I recently came across this programming language called R. I read that it was a good tool for statistical analysis. I like learning new things. Also, I do not know much about data analysis or stats outside the CFA curriculum, but this piqued my interest.

I’d like to know :

How useful this would be for financial analysis(Valuations, Market/portfolio analysis etc)?

Are there other things like this that could be picked up?

I do not intend to use this primarily for my Resume although i think it would be a nice small thing to have.

It is the default finance statistical analysis software in academia, and possibly in practice. So, it is useful to be conversant in this, in my opinion. However, I think the right attitude would be to learn statistical analysis techniques, and then practice them through R. The language itself is limited in usefulness without in depth knowledge of the applications.

I think it depends where you’re at in terms of the default software: I came across many more academics (in finance and economics) who used Stata than those who used R.

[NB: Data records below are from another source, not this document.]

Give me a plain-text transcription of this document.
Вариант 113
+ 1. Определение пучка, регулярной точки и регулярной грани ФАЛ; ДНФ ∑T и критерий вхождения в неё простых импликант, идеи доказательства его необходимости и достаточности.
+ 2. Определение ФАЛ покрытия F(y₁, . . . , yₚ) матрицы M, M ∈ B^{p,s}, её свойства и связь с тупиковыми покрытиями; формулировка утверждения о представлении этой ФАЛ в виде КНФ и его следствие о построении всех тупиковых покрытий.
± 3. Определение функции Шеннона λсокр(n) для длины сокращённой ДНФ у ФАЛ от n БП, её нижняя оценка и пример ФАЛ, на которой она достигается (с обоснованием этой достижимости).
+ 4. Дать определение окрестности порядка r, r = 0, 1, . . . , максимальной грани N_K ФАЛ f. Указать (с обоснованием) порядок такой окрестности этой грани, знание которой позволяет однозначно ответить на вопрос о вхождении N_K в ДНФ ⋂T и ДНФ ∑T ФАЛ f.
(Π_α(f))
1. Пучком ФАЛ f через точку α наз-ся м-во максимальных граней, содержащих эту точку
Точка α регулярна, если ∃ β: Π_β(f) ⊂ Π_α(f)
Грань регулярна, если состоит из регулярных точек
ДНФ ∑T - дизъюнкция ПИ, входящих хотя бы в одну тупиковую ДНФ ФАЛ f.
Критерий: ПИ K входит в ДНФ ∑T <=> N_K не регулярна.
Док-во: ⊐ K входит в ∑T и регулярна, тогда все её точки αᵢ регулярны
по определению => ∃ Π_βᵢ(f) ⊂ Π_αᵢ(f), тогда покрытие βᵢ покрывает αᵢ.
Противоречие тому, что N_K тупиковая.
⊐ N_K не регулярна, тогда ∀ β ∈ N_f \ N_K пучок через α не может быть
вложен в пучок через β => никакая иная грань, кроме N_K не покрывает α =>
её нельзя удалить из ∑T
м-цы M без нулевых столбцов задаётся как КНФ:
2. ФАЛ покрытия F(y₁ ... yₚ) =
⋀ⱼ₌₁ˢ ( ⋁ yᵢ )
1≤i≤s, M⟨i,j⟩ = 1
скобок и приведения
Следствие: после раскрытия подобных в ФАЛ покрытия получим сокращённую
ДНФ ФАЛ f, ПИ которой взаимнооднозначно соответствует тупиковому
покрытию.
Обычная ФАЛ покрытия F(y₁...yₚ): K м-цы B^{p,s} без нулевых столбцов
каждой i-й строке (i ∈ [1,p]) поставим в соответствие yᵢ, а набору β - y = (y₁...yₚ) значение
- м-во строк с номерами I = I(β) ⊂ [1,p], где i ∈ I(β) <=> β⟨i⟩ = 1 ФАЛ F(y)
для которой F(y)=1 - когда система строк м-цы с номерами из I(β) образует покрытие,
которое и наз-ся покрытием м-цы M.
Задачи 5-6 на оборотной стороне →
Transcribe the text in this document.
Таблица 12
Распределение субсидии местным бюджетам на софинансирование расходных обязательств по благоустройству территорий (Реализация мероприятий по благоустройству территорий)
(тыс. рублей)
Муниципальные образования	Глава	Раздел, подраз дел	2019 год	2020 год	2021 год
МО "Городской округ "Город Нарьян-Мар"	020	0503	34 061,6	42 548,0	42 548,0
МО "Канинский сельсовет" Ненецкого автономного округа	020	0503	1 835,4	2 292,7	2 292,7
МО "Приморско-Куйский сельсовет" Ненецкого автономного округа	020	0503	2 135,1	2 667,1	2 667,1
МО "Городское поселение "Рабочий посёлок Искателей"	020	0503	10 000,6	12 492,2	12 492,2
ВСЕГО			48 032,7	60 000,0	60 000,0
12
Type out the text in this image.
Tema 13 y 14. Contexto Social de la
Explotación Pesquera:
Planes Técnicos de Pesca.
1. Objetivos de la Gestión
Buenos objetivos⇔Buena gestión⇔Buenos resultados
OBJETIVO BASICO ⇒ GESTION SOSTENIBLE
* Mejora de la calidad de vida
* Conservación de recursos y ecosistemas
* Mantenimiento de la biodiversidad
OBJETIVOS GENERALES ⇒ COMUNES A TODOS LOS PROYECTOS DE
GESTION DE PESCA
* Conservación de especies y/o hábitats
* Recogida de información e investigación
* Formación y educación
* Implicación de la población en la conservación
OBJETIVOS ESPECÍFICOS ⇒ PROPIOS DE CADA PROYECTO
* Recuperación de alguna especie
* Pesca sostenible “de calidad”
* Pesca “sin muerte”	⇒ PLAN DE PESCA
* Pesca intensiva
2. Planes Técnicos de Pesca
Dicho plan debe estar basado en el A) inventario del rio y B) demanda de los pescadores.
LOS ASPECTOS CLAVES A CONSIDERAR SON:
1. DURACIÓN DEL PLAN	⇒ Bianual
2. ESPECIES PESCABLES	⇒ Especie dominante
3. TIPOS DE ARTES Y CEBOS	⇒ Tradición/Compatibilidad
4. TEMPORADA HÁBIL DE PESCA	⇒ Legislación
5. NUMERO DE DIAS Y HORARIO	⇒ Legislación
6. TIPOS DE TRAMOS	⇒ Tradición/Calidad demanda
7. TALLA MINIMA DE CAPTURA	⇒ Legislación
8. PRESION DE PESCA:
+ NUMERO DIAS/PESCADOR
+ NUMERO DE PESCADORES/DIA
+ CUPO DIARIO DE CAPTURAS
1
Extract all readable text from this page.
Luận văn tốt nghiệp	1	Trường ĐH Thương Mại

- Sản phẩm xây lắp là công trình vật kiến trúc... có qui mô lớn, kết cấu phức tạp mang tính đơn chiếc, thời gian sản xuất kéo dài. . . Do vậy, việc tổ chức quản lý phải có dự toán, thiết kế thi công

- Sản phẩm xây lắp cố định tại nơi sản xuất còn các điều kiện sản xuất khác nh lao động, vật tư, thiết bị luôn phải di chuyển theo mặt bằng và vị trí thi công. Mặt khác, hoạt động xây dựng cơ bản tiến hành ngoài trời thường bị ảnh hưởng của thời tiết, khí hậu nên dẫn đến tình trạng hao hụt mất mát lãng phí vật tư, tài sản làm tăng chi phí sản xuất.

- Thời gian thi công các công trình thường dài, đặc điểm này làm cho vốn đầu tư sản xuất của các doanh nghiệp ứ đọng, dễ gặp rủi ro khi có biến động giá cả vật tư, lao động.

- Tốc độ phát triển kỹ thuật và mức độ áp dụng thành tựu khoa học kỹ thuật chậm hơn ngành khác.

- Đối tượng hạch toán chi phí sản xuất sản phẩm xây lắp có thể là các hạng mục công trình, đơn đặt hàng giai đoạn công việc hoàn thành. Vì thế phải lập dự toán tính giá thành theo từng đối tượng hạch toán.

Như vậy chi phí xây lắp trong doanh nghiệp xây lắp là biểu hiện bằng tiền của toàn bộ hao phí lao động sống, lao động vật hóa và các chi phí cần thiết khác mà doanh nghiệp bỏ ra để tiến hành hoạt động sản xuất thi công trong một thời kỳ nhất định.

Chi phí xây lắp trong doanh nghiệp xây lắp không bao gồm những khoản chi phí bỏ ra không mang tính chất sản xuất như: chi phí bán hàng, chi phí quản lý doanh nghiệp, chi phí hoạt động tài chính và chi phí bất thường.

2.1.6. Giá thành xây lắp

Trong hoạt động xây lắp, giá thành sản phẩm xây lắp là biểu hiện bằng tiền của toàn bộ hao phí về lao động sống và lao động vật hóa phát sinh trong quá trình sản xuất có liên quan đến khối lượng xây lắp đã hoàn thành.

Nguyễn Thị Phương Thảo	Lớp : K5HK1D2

For the original question, I would recommend getting some introductory statistics textbooks or a good applied statistics textbook to actually learn methods. Once you use these to understand the methods (when and why you’re doing things, and that real analysis is far from a cookbook approach), an applied stats programming book would likely be helpful for whatever software you want to use.

Learn Python if you want to learn a language that is easier to learn,in demand and has various data analysis applications. Not as academia friendly as R in statistics departments but very popular nonetheless.

R has a more developed set of statistical libraries. Python has a lot of similar functionality but has an advantage that it can be used as a more general purpose language. I use both but am more comfortable in R because I’ve used it longer.

R caught on in the academic world because it was open source and free to use, whereas SAS and Matlab have expensive licenses, and Stata and SPSS licenses are hard to compete with free and can be a hassle to renew

When I first found R, the biggest hurdle was the documentation was poor, but that is much better now.

Python isn’t bad but got good data management and statistical libraries much later so is playing catch up and may not be able to displace R for pure statistical stuff. But if your statistics needs are just regressions and stuff like that, Python isn’t a bad idea because it can be repurposed for other jobs in the market if you like.

I like R a lot and my last employer choose it over Matlab. Free is a difficult price to compete with as long as the quality is there.

Yes, for general purpose programming, but by the time you are using it for statistical analysis, the amount you have to get up to speed on is pretty comparable.

Python is relatively easy to learn, but before you can do stats on it, you’re going to have to have a grip on numpy, scipy, pandas, and matplotlib work, and then you’re pretty much at the level of complexity of R.

When I did a PhD in finance I used (1) SAS for data preparation and (2) Stata for analysis. I think that is what most people in academia do. However, R also seems to be popular, but never used it myself.

Yes, but the visualizations you can do with pandas are really solid and for datamining it is pretty great. Edx has some courses that make it easy to get to speed. I think python has a better github community, but I do know a lot of people that use R. In my opinion, python is better to learn simply because you can do other things with it too. Download Anaconda and work in spyder, check out edx to get set up.

I did not Pandas had visualization funcitons, I was under the impression it was simply used for data preparation and seaborne and matplotlib had to be used for visual.

I mistyped. You need to import matplotlib (among other libraries, depending on what you’re doing), as you say. All of the data handling for analysis, manipulation is done within pandas. Depending what you are trying to do you can import different methods. For example for clustering you could import KMeans from sklearn.cluster.

Math/Stat/Econ departments like R/Matlab (STATA too). The workplace choice of weapon is EViews/SAS/STATA. Focus more on knowing the principles, than pigeon-holing yourself into learning one software. You’re a time-series regressions expert no matter which tool you choose for forecasting purposes.

I have been using Golang for everything in the past 9 months, great language, hIghly recommend it. The only major drawback is the fairly small community, but I think golang in finance will be a big thing in a year or 2

Where I work, from what I can tell, SAS dominates. But it is very expensive. R vs Python is an interesting quandry. They both seem to have animated advocates. I have just begun to play around with R via a Coursera course, but just as a curiosity to learn some statistics (and avoid studying L3!).

I’m more comfortable with R because I’ve used it a lot more, but I don’t think Python is a bad choice, especially if you are not doing anything unusually complex.

For complex things, it’s likely that R has a fuller set of libraries, but that may not matter as much a few years down the road.